Xia Linyu inatla başını salladı: “Korkmuyorum! Abla, onlara Kadim İlahi Pagoda’yı verme, yoksa annem ve büyükbabam boşuna ölmüş olurdu… İnanıyorum ki, bir gün abla, benim ölümümün intikamını alacak…”
Bang!
Lu Chen, Xia Linyu’nun göğsünü tekmeledi ve onun bir ağız dolusu taze kan tükürmesine neden oldu, yüzü daha da solgunlaştı.
“Erkekler!” Lu Chen kaşlarını kaldırdı ve hiçbir ifade olmadan şöyle dedi: “Xia Linyu’nun kalbini kazın ve o hayattayken uzuvlarını koparın!”
Adamın soğuk sesi bir çekiç gibi çınladı, Xia Ruoyun’un kalbine şiddetle vurdu, kalp kırıklığı içinde öfkeyle kükredi: “Lu Chen, seni piç, Yu-er’i koruman için sana emanet etmemeliydim, ben’ Değerli küçük kardeşimi öldüren benim!”

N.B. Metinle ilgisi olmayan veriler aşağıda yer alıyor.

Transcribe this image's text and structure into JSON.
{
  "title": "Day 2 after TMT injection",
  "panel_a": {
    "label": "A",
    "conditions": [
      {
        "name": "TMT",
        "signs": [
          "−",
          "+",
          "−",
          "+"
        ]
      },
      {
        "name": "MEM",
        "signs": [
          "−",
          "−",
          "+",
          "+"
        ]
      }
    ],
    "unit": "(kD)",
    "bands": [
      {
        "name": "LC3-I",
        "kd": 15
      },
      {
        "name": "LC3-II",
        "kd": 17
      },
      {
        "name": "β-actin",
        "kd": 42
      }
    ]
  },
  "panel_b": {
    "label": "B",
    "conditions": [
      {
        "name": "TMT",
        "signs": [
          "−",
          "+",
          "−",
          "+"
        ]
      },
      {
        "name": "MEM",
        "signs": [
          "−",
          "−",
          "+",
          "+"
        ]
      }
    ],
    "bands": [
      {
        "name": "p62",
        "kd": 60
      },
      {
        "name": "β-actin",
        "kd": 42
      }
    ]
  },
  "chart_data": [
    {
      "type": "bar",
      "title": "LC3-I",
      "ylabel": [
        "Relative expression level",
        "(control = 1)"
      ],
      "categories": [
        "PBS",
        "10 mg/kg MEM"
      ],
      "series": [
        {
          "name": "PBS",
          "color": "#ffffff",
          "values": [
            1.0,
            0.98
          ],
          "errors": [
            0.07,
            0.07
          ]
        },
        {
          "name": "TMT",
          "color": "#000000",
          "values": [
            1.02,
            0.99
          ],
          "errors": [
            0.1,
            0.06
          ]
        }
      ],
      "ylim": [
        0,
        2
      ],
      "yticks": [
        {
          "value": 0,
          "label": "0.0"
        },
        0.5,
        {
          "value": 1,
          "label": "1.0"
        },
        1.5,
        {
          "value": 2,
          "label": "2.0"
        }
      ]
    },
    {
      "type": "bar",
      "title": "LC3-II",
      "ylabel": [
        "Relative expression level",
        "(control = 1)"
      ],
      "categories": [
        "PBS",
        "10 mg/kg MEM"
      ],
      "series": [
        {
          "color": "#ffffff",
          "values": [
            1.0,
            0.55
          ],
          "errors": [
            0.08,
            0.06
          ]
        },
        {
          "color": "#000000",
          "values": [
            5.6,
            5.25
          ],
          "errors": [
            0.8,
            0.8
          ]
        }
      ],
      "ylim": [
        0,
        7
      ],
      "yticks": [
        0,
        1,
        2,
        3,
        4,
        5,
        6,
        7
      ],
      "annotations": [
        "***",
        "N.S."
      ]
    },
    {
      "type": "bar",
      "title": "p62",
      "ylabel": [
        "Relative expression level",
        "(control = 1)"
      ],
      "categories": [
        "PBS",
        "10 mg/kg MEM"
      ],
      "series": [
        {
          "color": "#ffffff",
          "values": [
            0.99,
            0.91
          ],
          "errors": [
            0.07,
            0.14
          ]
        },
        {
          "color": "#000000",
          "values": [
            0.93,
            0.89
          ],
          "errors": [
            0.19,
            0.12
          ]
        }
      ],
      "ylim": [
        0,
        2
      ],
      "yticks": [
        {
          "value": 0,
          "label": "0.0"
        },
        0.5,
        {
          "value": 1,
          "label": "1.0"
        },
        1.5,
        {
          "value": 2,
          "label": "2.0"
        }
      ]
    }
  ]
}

İki adam Xia Linyu’yu yere bastırdı ve buzlu bir kılıç onun uzuvlarına doğru saldırdı; taze kan sıçradı, gözbebekleri kırmızıya boyandı…
“Hayır!!!”
Xia Ruoyun kan çanağı gözlerle boğuk bir sesle bağırdı: “Yu’er’i bırakın, eğer onu bırakırsanız ben de…”
“Abla.”
Zayıf ses zayıftı ama bu vadide açıkça Xia Ruoyun’un kulaklarına ulaşmıştı.
“Onlara… Antik İlahi Pagoda’yı verme… sadece Antik İlahi Pagoda ile birlikte, sen… annemin intikamını alabilirsin, aksi halde… yoksa ölmeyi tercih ederim.”
Puchi!
Kılıç şiddetli bir şekilde Xia Linyu’nun göğsüne saplandı, son sözleri boğazında kayboldu…

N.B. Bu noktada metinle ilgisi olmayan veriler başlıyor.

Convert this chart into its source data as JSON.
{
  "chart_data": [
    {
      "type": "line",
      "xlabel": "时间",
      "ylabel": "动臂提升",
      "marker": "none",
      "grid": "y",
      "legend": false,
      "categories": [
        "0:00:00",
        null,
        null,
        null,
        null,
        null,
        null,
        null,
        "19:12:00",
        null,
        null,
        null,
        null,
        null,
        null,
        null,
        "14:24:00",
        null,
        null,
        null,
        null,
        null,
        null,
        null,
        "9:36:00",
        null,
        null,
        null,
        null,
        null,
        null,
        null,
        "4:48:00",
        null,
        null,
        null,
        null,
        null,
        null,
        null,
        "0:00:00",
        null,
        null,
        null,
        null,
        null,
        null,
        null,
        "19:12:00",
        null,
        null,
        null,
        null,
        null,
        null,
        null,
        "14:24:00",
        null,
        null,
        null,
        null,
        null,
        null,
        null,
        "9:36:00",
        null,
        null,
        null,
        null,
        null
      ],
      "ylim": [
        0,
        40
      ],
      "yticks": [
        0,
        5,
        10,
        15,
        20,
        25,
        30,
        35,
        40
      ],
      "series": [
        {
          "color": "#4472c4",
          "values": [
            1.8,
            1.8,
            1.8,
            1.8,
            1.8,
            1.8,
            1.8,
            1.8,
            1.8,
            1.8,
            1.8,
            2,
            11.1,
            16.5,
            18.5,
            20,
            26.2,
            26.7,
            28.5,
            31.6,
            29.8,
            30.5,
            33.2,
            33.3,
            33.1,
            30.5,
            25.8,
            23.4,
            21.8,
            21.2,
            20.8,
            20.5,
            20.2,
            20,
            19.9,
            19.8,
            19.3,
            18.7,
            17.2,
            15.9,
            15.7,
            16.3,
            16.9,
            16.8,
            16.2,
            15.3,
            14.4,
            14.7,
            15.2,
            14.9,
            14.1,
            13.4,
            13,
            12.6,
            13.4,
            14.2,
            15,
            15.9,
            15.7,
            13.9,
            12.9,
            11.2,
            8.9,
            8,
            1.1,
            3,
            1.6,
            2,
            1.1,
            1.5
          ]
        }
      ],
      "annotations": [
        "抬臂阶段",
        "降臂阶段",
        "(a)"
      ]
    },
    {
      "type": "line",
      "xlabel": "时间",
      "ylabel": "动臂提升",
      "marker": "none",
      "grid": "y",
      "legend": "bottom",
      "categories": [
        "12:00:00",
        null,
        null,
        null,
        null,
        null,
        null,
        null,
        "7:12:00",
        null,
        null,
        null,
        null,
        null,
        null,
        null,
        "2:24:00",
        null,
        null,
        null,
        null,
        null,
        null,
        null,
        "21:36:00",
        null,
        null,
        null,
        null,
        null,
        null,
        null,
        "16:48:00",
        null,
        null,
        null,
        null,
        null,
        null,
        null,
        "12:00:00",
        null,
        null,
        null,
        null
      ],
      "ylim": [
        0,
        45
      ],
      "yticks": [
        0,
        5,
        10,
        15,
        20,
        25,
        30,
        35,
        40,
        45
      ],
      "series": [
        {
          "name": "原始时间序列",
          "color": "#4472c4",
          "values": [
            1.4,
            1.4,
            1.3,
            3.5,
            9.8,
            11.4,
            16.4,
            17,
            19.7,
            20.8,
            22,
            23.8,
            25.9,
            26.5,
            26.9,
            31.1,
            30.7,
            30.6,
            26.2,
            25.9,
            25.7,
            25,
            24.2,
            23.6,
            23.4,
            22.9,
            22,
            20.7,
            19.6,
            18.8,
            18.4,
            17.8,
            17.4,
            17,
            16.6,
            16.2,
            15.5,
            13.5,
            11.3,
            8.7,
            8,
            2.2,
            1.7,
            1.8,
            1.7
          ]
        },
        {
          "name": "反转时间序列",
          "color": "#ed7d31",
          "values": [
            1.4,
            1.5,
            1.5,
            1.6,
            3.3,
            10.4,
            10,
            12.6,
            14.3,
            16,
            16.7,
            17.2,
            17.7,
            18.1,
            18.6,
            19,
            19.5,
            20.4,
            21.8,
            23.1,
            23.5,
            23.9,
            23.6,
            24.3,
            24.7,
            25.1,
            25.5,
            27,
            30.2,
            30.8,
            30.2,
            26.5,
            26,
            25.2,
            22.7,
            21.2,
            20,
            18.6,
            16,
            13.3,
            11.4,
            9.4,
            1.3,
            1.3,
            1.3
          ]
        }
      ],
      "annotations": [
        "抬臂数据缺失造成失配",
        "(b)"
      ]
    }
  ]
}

Xia Linyu kan gölünde yatıyordu, gözleri sanki en sonunda bir şey söylemek istiyormuş gibi açıktı.
O anda hayatının yok olduğunu hissetti, bakışları bağlılık ve dehşetle doluydu.
Nihayet annesiyle tekrar tanışabilir ama peki ya abla? Zaten ailesinin sonuncusuydu. Ölseydi abla ne kadar acı ve yalnızlık hissederdi?
“Yu’er!!!”
Xia Ruoyun, Xia Linyu’ya doğru koşarken tökezleyerek kalbinin kanından bir ağız dolusu tükürdü.
“Yu-er, hepsi benim hatamdı, başkalarına güvendim ve senin ölümüne sebep oldum!”
“Büyükbaba öldü, anne öldü, hatta büyükbaba da öldü, yanımda olan tek kişi sensin…”
“Yu’er, eğer ahiret varsa… vereceğim Sana bir ömür boyu huzur ver ve bir daha kimsenin seni incitmesine asla izin vermeyeceğim!”